Après les obsèques d’Elizabth II, les journalistes français des chaînes de télévision sont rentrés dans leurs rédactions à Paris et nous avons l’espoir d’avoir enfin rendez-vous avec l’information. La société du spectacle s’en est donné à cœur joie pour éviter de parler des restrictions énergétiques, de l’inflation, de la réforme des retraites, des salaires à la traîne, des professeurs qui manquent et de bien d’autres problèmes du quotidien qui minent la société française. L’occasion était trop belle !

Mais il fallait que le spectacle soit beau et les Britanniques n’ont pas lésiné sur les moyens ; Le Monde a pu parler de « la vaste machinerie théâtrale » qui entoure le mythe de la monarchie et qui « fait obstacle à toute pensée critique » en présentant la tribune de l’écrivain Adam Thirwell, qui se prononce contre cette monarchie : « Je préférerais qu’elle n’existe pas », la qualifiant de « loufoquerie teintée de mysticisme ».

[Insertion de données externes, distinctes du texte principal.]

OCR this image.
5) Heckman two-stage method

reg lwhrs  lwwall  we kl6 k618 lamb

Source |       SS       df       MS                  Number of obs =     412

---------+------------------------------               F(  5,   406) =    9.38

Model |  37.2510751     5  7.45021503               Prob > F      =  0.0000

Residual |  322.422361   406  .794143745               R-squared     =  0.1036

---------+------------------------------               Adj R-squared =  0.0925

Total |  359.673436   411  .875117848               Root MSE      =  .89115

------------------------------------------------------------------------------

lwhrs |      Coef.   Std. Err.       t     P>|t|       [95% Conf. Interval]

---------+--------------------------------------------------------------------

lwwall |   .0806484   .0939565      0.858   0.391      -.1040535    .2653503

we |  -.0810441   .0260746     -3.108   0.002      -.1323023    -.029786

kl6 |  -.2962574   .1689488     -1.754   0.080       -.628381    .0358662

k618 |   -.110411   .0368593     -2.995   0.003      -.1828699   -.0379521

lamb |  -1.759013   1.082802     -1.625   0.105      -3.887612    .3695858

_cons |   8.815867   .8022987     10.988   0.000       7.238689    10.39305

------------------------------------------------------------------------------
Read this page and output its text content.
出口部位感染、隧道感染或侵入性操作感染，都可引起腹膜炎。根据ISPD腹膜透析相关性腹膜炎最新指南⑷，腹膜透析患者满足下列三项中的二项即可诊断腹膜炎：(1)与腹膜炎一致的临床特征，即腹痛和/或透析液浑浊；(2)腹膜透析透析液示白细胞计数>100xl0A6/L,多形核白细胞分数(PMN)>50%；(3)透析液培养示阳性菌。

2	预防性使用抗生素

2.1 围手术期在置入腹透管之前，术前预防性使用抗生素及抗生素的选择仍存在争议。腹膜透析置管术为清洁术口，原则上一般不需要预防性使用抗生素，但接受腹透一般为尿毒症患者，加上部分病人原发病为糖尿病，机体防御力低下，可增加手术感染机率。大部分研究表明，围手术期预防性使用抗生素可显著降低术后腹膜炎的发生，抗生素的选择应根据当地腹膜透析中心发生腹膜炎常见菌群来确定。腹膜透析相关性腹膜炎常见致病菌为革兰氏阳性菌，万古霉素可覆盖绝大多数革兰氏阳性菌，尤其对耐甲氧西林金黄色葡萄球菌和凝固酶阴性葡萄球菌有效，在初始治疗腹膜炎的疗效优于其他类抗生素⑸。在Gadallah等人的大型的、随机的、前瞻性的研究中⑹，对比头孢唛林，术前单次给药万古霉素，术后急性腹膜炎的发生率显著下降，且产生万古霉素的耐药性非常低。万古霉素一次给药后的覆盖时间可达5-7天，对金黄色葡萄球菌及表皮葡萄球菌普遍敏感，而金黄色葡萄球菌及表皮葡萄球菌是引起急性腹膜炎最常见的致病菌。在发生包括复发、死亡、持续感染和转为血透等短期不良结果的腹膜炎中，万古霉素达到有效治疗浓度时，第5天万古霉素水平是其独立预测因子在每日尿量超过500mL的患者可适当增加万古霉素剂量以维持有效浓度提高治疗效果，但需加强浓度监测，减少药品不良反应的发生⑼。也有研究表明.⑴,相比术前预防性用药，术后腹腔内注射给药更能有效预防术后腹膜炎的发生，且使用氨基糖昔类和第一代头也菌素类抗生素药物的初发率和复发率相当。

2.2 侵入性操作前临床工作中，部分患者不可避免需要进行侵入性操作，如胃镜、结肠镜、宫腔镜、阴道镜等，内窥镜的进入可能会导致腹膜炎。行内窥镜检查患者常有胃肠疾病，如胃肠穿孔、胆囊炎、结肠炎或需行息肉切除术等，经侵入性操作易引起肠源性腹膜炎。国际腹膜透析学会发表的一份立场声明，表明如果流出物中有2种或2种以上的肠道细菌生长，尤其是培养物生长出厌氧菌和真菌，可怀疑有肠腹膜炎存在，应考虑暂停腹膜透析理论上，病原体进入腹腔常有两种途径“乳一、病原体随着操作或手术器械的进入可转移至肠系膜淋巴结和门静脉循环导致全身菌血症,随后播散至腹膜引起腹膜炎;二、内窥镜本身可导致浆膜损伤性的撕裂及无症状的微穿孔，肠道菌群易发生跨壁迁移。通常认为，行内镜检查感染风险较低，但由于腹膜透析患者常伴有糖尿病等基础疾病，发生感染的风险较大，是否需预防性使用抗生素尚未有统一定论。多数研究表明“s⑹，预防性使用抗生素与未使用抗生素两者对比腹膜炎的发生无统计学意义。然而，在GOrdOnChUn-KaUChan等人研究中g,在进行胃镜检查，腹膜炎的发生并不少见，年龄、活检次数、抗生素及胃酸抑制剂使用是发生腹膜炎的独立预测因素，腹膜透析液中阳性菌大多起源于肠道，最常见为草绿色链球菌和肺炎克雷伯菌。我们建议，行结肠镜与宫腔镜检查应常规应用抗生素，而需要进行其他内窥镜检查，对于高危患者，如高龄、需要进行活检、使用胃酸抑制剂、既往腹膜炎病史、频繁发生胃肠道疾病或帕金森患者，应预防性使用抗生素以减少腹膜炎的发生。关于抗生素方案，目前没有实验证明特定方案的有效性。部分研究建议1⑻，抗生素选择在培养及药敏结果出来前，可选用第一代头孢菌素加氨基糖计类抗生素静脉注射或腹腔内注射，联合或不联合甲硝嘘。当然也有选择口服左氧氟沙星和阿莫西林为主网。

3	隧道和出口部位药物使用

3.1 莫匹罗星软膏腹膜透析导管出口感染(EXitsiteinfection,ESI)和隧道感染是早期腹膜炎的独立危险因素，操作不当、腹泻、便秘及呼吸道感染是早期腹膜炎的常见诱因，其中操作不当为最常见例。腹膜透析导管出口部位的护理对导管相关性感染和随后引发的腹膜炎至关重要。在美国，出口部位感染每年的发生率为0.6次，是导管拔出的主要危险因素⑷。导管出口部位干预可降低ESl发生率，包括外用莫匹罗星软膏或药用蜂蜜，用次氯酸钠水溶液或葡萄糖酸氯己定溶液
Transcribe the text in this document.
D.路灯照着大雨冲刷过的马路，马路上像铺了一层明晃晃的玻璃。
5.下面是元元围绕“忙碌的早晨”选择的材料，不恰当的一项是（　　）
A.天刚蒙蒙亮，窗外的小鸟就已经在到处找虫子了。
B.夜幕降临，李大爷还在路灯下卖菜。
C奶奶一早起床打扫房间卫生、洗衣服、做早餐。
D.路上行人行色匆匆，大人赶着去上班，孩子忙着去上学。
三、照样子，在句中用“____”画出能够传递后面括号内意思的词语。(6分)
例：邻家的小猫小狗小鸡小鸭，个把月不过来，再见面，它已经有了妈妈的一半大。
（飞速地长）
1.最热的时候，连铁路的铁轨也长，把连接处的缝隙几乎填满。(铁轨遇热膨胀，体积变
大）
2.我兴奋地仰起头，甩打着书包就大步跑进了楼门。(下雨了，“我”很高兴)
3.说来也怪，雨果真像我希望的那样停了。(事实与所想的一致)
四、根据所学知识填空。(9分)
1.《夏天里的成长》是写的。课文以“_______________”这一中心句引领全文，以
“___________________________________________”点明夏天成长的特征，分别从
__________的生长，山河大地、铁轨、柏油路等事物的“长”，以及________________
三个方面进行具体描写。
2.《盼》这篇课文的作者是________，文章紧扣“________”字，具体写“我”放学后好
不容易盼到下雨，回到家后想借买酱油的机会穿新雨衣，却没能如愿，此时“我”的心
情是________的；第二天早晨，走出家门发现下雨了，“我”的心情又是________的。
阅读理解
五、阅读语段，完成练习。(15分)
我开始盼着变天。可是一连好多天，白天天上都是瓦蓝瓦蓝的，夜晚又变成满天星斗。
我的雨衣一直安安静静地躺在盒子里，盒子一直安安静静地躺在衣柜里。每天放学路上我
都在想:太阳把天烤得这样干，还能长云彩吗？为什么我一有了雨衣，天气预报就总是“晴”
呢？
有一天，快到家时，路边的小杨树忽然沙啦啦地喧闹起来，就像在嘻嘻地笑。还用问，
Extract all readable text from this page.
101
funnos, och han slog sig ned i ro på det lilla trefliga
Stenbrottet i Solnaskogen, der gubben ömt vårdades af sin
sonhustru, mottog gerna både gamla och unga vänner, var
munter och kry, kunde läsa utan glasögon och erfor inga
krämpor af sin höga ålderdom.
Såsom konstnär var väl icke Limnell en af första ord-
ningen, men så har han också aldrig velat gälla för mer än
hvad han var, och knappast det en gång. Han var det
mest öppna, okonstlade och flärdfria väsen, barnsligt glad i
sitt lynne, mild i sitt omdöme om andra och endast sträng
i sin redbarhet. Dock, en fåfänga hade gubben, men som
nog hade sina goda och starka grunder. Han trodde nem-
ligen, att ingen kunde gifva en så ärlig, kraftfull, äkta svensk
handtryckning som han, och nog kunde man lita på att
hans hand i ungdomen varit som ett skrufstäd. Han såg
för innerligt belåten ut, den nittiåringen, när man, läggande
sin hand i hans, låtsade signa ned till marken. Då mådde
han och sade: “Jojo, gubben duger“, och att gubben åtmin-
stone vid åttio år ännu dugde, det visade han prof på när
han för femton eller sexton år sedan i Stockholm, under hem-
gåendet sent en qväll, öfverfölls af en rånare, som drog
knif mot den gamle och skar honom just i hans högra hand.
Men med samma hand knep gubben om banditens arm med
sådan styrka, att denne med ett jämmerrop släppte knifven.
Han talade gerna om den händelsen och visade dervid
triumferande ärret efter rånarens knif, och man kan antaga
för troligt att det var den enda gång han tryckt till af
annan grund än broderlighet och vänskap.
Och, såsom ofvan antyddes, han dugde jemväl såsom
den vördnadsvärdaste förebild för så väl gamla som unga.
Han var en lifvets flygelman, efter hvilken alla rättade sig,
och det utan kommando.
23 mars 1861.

Adam Thirwell a vu dans toutes les manifestations consécutives aux obsèques d’Elizabeth « un drôle d’épisode collectif » et il remet les pendules à l’heure : « Il est, en effet, très beau, ce mythe du bien contre le mal, d’une monarchie qui incarnerait certaines valeurs, mais il se fourvoie sur le fond (Macron parle d’une protectrice de la « démocratie », alors qu’elle est l’incarnation même du pouvoir qui s’affranchit de l’élection !). Rappelons-nous qu’en 2019 la reine avait donné son aval à la suspension du Parlement de Boris Johnson et qu’il a fallu que la Cour suprême intervienne pour rouvrir le Parlement, jugeant une telle suspension illégale. Notre démocratie était protégée non pas par la reine, mais par la boussole morale des juristes. Voilà pourquoi il est si difficile de penser à la reine maintenant qu’elle est morte. Si elle adorait les chevaux et les chiens, ce qui la rendait fort sympathique, elle a également maintenu un régime fondé sur l’injustice. »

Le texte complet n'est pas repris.